Source : FC :Arun Kumar Jain May 17 2010
There is an old Chinese saying that the mountains are high and the emperor
is far away.
We know that Chinese manufacturing has already made its way all over the world. Open any laptop, mobile phone, flat or plasma TV set, or video game. Irrespective of brand, it is most likely that the complex piece of technology has been made and assembled in China including the chips, battery, and casings.
Yet, somehow, the impression persists that Chinese goods are inferior and generally unreliable. Much of this emanates from publicity about Chinese sweat-shops and business practices. China has faced anti-dumping charges and duties in many countries. In 2006, it was taken to court at WTO by the US. Its companies have been marked for unsafe and dangerous exports of dairy and food products, lead-painted toys and toothpaste. No doubt, China is also one the world’s largest producers of copycat, counterfeit and pirated software, luxury goods, videos, and even medicines. Senates and parliaments have debated imposing penalties on China for currency manipulation, restrictive and unfair trade practices, and intellectual property rights.
But that is a small and superficial part of Chinese global industrial juggernaut. Most developed countries are running huge trade deficits with China. US alone had a trade deficit of above $300 billion in 2008. Most think that such trade surpluses are a result of low-cost platform that China provides. This is partly true, but not entirely.
As a rule, one must be respectful to any country that becomes No. 1 in any area. China is already the world’s leading exporting nation, having overtaken Germany in 2008-09. However, unlike Germany, the range of goods and industries in which Chinese firms have taken a lead position is astounding. Starting with commodity such as steel, the country also leads in production of electronics hardware, textiles, toys, shoes and leather products (including ladies handbags), telecom equipment, military hardware, solar panels for photo-voltaic conversion, electric bikes, batteries for electric cars, to name just a few. The country is slated to be amongst the top two producers of passenger aircrafts within a decade, and will give Boeing and Airbus a run for their money.
The point here is that it is time to review some of our embedded perceptions about China, and to understand how the country and its firms systematically scour global markets for business opportunities, technologies, and resource mobilisation. We already know of some Chinese firms such as SAIC (automobiles), CACC (commercial aircraft), Haier, Huawei, Lenovo, Goldwind and TTI that are aggressive in global markets.
Not many know of another quiet revolution happening around the globe, where Chinese companies are strategically buying majority shares in unlisted SMEs. These companies provide resources such as innovation capability, hi-technology and access to big consumers. Consider the following examples. Schiess Gmbh is a respected construction machinery maker in Germany having a history of more than 150 years in high-technology innovations. Though multinational in character, the company remained unlisted, privately owned entity. It specialises in machining components of very large size such as turbines or tunnel cutting. The company also boasts of micrometre precision even for lengths of 10 metres. Schiess was gradually taken over by Shenyang Machine Tool, the biggest tool manufacturer in China, specialising in small and medium-scale cutting machine tools. Schiess provides strategic depth to SMTCL in terms of product range and geographic coverage. The best part of this unpublicised acquisition is that the entire original German structure remains intact and Chinese ownership is hardly felt either by the customer or by its employees.
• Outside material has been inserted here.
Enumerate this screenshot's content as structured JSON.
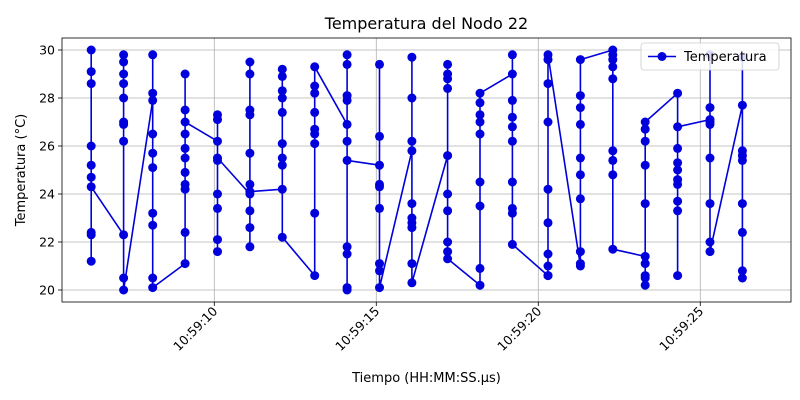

In a recent issue, the weekly Economist mentioned similar Chinese acquisitions of smaller Japanese companies. BYD, a Chinese car maker in which Warren Buffett has invested, acquired the Japanese dye maker factory of Ogihara for its unique capability for precision drill technology. The deal was never publicised. The weekly also mentions another acquisition of Laox by a Chinese appliances retailer Suning. The reasons for this acquisition are again strategic — learning to match famed Japanese quality and service standards at the supplier’s and distributor’s end, learning to innovate.
The writings are clear: disregard competition from China in innovation and high-technology areas at your own risk. Till not long ago, South Korea and Taiwan were considered sweatshops. Now they have some global leaders in their ranks (Samsung, LG, Acer). The Chinese have arrived and are coming in hordes.